En s’engouffrant dans leur solitude et leurs silences, le film évoque la manière dont les traumatismes non résolus engendrent presque toujours des adultes incomplets, comme empêchés par leur incapacité à communiquer. Extrêmement touchant, Juliette au printemps sait trouver des respirations dans ses étonnantes saillies burlesques (dont un savoureux running gag impliquant un chat), mais aussi – et surtout – dans la tendresse infinie qu’il porte à ses personnages imparfaits. Là réside toute la magie du regard de cinéaste de Blandine Lenoir, qui, de film en film, n’a jamais cessé de considérer la tendresse comme un véritable geste politique.

Trois questions à Blandine Lenoir :

Comment est né le désir d’adapter la bande dessinée de Camille Jourdy ?

C’est un désir qui remonte à ma découverte de Rosalie Blum (2016), dont les droits avaient malheureusement déjà été acquis. Quand j’ai lu Juliette. Les fantômes reviennent au printemps, j’y ai retrouvé sa capacité à dessiner – au propre comme au figuré – les personnages avec beaucoup d’humanité et de fantaisie.

Izïa Higelin incarne Juliette, un rôle aux antipodes de sa personnalité…

Juliette est comme arrêtée dans l’enfance, elle n’a pas commencé sa vie parce qu’elle ne sait pas comment le faire. Pourtant, la vie est là, prête à bondir. Il me fallait une actrice qui possède cette énergie très visible, même si elle ne s’exprime pas de façon frontale. Izïa a un visage juvénile, presque adolescent. Je trouvais intéressant qu’une trentenaire ait encore les marques de l’enfance sur elle, comme si son visage racontait à sa place l’épreuve qu’elle traverse.

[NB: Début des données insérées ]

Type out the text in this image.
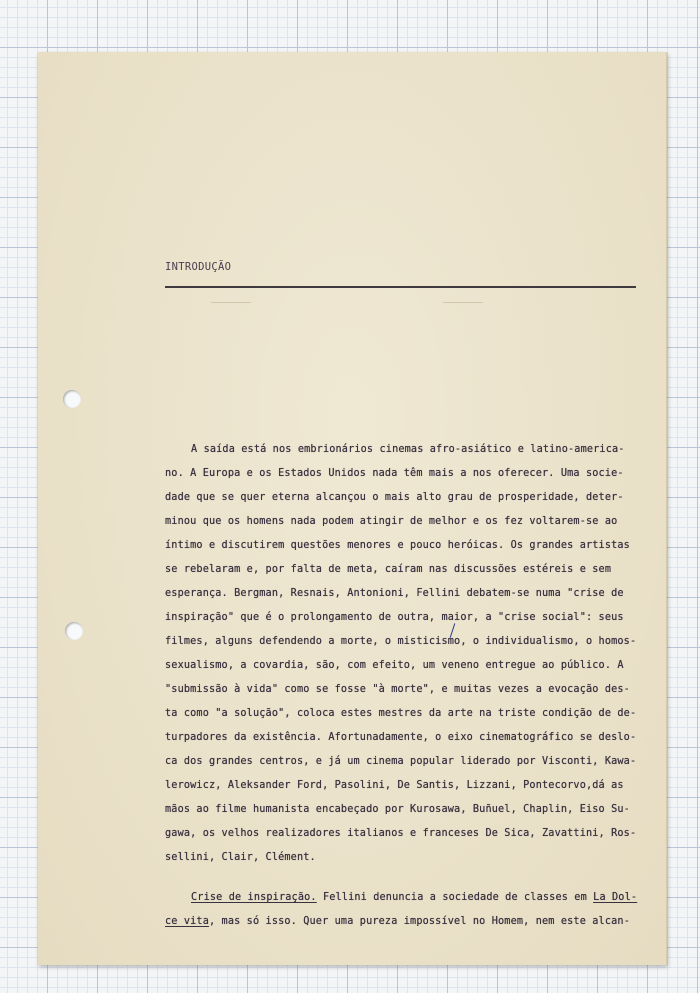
INTRODUÇÃO
A saída está nos embrionários cinemas afro-asiático e latino-america-
no. A Europa e os Estados Unidos nada têm mais a nos oferecer. Uma socie-
dade que se quer eterna alcançou o mais alto grau de prosperidade, deter-
minou que os homens nada podem atingir de melhor e os fez voltarem-se ao
íntimo e discutirem questões menores e pouco heróicas. Os grandes artistas
se rebelaram e, por falta de meta, caíram nas discussões estéreis e sem
esperança. Bergman, Resnais, Antonioni, Fellini debatem-se numa "crise de
inspiração" que é o prolongamento de outra, maior, a "crise social": seus
filmes, alguns defendendo a morte, o misticismo, o individualismo, o homos-
sexualismo, a covardia, são, com efeito, um veneno entregue ao público. A
"submissão à vida" como se fosse "à morte", e muitas vezes a evocação des-
ta como "a solução", coloca estes mestres da arte na triste condição de de-
turpadores da existência. Afortunadamente, o eixo cinematográfico se deslo-
ca dos grandes centros, e já um cinema popular liderado por Visconti, Kawa-
lerowicz, Aleksander Ford, Pasolini, De Santis, Lizzani, Pontecorvo,dá as
mãos ao filme humanista encabeçado por Kurosawa, Buñuel, Chaplin, Eiso Su-
gawa, os velhos realizadores italianos e franceses De Sica, Zavattini, Ros-
sellini, Clair, Clément.
Crise de inspiração. Fellini denuncia a sociedade de classes em La Dol-
ce vita, mas só isso. Quer uma pureza impossível no Homem, nem este alcan-
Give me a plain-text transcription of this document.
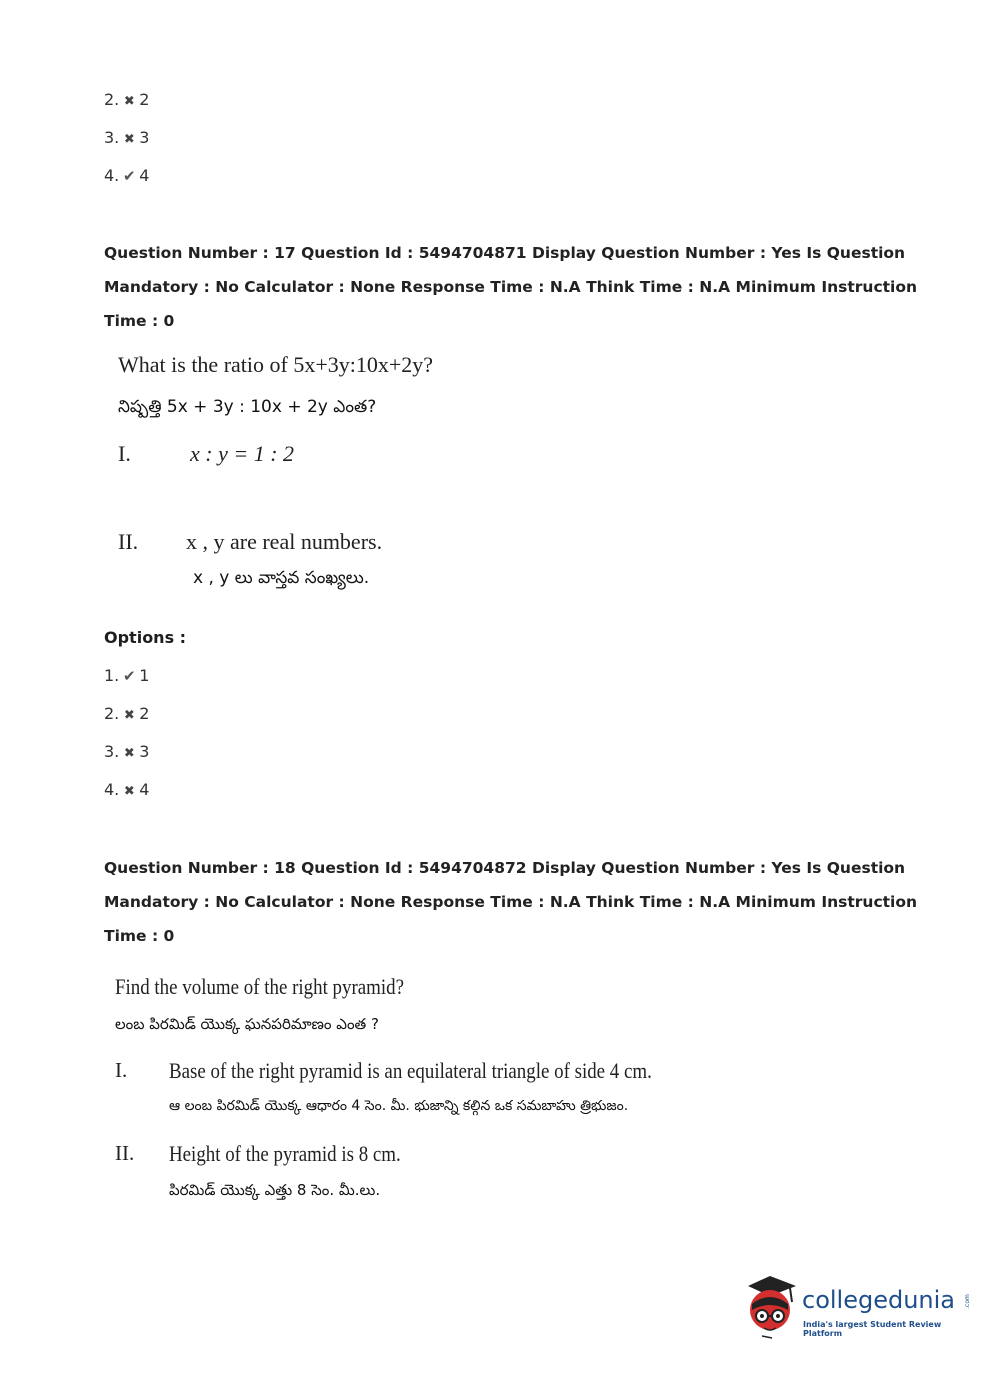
2. ✖ 2
3. ✖ 3
4. ✔ 4
Question Number : 17 Question Id : 5494704871 Display Question Number : Yes Is Question
Mandatory : No Calculator : None Response Time : N.A Think Time : N.A Minimum Instruction
Time : 0
What is the ratio of 5x+3y:10x+2y?
నిష్పత్తి 5x + 3y : 10x + 2y ఎంత?
I.	x : y = 1 : 2
II. x , y are real numbers.
x , y లు వాస్తవ సంఖ్యలు.
Options :
1. ✔ 1
2. ✖ 2
3. ✖ 3
4. ✖ 4
Question Number : 18 Question Id : 5494704872 Display Question Number : Yes Is Question
Mandatory : No Calculator : None Response Time : N.A Think Time : N.A Minimum Instruction
Time : 0
Find the volume of the right pyramid?
లంబ పిరమిడ్ యొక్క ఘనపరిమాణం ఎంత ?
I. Base of the right pyramid is an equilateral triangle of side 4 cm.
ఆ లంబ పిరమిడ్ యొక్క ఆధారం 4 సెం. మీ. భుజాన్ని కల్గిన ఒక సమబాహు త్రిభుజం.
II. Height of the pyramid is 8 cm.
పిరమిడ్ యొక్క ఎత్తు 8 సెం. మీ.లు.
collegedunia .com
India's largest Student Review Platform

Pourquoi avoir choisi de faire du personnage une illustratrice jeunesse ?

En passant du temps avec Camille, j’ai pu observer le mouvement de sa main qui dessine. C’est un geste fascinant, et finalement assez rare au cinéma. C’était une manière de l’inviter dans mon film. D’ailleurs, dans la bande dessinée, Juliette n’a pas de métier. Le fait d’en faire une illustratrice, ça raconte aussi quelque chose de sa solitude.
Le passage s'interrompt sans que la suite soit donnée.